Sonreí y continué leyendo las palabras escritas tras las fotografías. Revisé al menos cien y, aunque había unas pocas cartas, la mayoría eran frases como las que había leído antes. Conforme leía los reversos de las fotos, las iba dejando en un montón en el suelo y, para cuando me fui a dar cuenta, ya había vaciado casi toda la caja. Quedaban únicamente dos fotos y un pequeño cuaderno morado con unas letras en la portada. Después de leer las frases escritas detrás de las dos fotografías sueltas, tomé el libro. Era suave al tacto, de cuero, y olía extraño, como a algo agrio. En la portada, con una caligrafía estilizada y firme, estaban escritas las letras R. R. Parecía que eran las iniciales de alguien. Con la curiosidad propia del ser humano picándome, abrí el cuaderno. Era un álbum de fotos y, a juzgar por su grosor, estaba lleno de ellas. En la primera aparecía la misma mujer que en las otras. Llevaba un vestido más bajo de la rodilla, completamente liso y blanco. Sonreía a la cámara y parecía muy feliz. Pero no estaba sola. A su lado había un hombre bastante alto. Él, al contrario, no miraba a la cámara, sino a la mujer que tenía a su lado. Sonreía dulcemente mientras la cogía por la cintura.

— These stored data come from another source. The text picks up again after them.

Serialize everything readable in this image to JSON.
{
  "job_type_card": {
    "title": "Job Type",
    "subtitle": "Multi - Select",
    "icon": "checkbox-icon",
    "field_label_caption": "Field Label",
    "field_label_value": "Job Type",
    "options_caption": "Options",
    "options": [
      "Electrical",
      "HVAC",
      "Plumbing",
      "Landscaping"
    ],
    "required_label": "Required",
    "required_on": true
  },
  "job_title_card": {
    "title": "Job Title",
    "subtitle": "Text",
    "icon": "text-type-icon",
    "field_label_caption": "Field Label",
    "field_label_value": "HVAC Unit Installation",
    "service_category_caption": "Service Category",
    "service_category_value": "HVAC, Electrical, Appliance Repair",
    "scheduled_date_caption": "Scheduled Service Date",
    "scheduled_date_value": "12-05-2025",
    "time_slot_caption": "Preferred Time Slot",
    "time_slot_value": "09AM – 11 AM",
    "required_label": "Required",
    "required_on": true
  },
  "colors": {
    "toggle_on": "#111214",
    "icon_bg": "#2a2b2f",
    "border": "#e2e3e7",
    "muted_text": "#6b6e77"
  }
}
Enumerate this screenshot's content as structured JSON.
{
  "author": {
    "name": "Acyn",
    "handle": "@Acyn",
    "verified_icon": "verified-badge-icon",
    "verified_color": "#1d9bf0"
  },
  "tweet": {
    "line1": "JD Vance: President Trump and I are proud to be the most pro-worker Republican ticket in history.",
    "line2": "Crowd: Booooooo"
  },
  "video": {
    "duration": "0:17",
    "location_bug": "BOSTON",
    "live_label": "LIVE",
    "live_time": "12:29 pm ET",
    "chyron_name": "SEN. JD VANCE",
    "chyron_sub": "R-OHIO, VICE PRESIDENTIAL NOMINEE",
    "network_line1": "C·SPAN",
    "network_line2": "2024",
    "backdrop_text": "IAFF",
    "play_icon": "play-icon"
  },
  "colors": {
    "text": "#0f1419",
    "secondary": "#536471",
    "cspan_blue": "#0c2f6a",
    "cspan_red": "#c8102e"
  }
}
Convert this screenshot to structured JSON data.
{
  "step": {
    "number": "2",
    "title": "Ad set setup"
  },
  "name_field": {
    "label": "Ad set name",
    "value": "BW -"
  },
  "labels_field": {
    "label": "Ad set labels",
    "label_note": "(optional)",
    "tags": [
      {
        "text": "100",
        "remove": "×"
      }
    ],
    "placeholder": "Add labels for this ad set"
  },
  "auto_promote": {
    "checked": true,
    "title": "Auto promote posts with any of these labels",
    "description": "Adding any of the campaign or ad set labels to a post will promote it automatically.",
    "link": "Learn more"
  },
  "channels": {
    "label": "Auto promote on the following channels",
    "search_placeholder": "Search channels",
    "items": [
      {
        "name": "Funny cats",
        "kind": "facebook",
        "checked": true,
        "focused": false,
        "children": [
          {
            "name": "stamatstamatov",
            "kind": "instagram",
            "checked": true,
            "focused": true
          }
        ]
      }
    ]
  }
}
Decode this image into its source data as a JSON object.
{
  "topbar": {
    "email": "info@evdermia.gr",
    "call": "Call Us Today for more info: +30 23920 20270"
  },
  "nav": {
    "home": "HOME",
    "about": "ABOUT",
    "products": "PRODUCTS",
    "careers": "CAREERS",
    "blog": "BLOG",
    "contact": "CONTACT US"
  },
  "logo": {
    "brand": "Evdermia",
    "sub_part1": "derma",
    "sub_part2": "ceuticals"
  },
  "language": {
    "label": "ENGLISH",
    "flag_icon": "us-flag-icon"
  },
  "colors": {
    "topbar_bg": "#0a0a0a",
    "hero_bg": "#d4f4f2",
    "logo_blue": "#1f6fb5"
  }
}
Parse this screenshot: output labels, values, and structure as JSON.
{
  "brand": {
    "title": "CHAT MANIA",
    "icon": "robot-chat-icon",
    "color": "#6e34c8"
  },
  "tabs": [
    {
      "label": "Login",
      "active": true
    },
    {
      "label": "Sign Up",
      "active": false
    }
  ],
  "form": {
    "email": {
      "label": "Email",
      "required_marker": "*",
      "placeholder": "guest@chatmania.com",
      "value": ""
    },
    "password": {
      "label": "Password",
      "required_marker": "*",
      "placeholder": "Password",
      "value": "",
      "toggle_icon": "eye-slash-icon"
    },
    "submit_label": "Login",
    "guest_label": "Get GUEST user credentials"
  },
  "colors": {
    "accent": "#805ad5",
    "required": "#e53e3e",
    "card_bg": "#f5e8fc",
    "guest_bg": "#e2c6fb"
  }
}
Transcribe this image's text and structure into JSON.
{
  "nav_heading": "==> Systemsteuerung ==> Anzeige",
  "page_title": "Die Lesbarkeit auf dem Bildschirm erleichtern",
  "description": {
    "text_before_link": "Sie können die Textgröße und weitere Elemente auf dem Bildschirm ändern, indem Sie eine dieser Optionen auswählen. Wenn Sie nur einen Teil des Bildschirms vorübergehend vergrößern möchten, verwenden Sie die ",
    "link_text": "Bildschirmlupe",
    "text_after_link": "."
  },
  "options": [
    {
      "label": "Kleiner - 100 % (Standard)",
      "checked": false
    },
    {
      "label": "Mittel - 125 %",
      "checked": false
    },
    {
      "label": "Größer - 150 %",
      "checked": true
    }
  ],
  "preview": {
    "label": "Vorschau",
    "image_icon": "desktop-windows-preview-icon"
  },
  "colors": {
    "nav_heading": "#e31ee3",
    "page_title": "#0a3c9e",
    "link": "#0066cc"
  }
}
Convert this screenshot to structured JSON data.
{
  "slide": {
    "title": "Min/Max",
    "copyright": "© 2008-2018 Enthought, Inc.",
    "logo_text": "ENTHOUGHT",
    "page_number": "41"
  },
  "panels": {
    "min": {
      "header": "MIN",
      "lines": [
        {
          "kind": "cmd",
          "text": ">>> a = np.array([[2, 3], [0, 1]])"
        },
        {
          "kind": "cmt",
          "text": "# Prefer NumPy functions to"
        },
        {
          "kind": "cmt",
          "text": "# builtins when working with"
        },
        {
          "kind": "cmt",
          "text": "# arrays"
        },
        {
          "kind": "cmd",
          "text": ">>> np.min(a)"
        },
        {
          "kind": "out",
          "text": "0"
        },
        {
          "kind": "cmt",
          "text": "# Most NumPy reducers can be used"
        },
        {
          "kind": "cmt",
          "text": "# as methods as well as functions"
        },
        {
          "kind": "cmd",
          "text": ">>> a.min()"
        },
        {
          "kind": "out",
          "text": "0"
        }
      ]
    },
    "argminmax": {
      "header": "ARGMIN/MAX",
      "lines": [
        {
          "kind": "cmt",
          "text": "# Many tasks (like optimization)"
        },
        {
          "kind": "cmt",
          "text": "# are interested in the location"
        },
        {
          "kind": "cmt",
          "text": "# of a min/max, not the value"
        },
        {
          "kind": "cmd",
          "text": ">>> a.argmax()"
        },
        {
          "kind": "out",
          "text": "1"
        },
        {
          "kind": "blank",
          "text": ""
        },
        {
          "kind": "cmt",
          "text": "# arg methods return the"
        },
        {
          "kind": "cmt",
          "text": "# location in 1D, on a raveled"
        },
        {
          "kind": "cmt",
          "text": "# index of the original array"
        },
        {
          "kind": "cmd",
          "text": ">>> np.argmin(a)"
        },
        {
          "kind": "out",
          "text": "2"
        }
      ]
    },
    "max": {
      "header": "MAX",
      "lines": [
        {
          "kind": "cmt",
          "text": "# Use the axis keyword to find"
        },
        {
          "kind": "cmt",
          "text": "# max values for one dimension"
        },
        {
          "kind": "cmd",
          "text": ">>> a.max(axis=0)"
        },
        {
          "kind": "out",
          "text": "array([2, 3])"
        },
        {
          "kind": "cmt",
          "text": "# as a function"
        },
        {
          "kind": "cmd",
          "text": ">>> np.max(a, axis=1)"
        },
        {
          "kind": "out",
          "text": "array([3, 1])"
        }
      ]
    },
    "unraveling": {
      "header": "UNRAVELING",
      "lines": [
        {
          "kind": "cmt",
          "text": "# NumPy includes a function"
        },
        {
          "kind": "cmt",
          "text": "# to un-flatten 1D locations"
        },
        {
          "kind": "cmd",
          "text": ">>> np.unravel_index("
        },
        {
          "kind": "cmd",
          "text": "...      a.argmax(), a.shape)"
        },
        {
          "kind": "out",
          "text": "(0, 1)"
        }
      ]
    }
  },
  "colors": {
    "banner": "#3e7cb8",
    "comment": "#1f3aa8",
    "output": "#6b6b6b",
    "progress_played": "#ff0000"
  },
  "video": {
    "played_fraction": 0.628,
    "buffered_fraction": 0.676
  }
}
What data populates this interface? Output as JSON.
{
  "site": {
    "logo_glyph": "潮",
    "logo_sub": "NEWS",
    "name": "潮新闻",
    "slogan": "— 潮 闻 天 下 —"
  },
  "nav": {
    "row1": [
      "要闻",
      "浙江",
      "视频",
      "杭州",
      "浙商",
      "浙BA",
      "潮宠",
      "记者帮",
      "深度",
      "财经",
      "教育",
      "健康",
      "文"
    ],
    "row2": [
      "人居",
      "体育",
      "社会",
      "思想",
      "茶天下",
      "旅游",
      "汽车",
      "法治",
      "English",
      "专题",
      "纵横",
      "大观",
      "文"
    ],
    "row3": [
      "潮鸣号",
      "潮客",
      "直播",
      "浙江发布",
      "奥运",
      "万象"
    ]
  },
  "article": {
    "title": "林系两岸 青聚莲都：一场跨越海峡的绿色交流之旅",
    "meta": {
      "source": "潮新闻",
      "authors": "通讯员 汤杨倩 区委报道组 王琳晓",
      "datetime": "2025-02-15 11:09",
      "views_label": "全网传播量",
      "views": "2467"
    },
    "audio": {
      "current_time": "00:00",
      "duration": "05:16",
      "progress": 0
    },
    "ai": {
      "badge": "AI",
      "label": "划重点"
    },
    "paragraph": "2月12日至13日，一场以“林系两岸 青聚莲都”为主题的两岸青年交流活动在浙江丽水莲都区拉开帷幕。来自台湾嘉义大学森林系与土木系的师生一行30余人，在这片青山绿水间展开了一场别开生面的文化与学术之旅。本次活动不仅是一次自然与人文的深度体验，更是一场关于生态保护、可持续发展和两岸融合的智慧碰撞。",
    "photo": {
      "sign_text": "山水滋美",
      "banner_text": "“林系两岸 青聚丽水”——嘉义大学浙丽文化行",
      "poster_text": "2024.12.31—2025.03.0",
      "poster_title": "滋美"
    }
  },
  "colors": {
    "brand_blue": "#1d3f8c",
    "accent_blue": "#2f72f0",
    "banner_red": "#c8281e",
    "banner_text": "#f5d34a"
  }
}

Seguí pasando las páginas del álbum y viendo las fotos. En todas ellas aparecían los dos juntos abrazándose, mirándose, besándose… Se veía amor en cada uno de sus gestos, miradas y sonrisas. Me percaté también de que todas la fotografías estaban hechas en el mismo sitio; una especie de prado cerrado por árboles muy frondosos. Llegué a la última página, esperando encontrar otra fotografía de la pareja, por eso me extrañé cuando, en su lugar, vi la imagen de un niño. Tenía un vago parecido con alguien que yo había visto muchas veces en mi vida y que conocía muy bien. La foto estaba manchada y la tinta se había corrido un poco en una de las mejillas del niño. Esta fotografía, a diferencia de las otras, era en color y permitía apreciar los brillantes ojos verde esmeralda del niño y su cabello castaño claro.

Me di cuenta entonces de que todas las fotografías parecían estar manchadas también. No me había percatado antes porque, al ser en blanco y negro, se apreciaba menos. Acerqué más los ojos al libro para ver mejor una de las manchas, pero mi nariz atrapó accidentalmente el olor agrio que había percibido cuando encontré el álbum. El olor a… limón.

Abrí mucho los ojos cuando en mi cabeza se encendió una bombilla igual que las de los dibujos animados. Mi padre me enseñó cuando era niña una forma de escribir cosas sin que nadie pudiera a menos que supiera el secreto. Lo usábamos para comunicarnos cuando no queríamos que mi madre se enterara de lo que decíamos. Era tinta invisible que se hacía con zumo de limón. La única forma de revelar lo que había escrito era calentar la tinta.

Sin demorarme ni un segundo, salí del estudio de fotografía con el libro en la mano y cerré con llave. Crucé la calle y entré a mi casa, que se encontraba justo en frente. Abriendo los cajones de la cómoda del salón, encontré un mechero que aún tenía algo de combustible. Me senté en la cocina y saqué la primera foto del álbum. La acerqué a la llama del mechero, con cuidado de no quemarla. Poco a poco, unas letras escritas con la misma caligrafía que la portada del álbum aparecieron en el reverso de la foto. Hice lo mismo con el resto de las fotos del álbum, poniéndolas en el orden en que estaba cuando terminaba de revelar el texto. Cuando terminé con todas las fotos, cogí la primera y empecé a leer.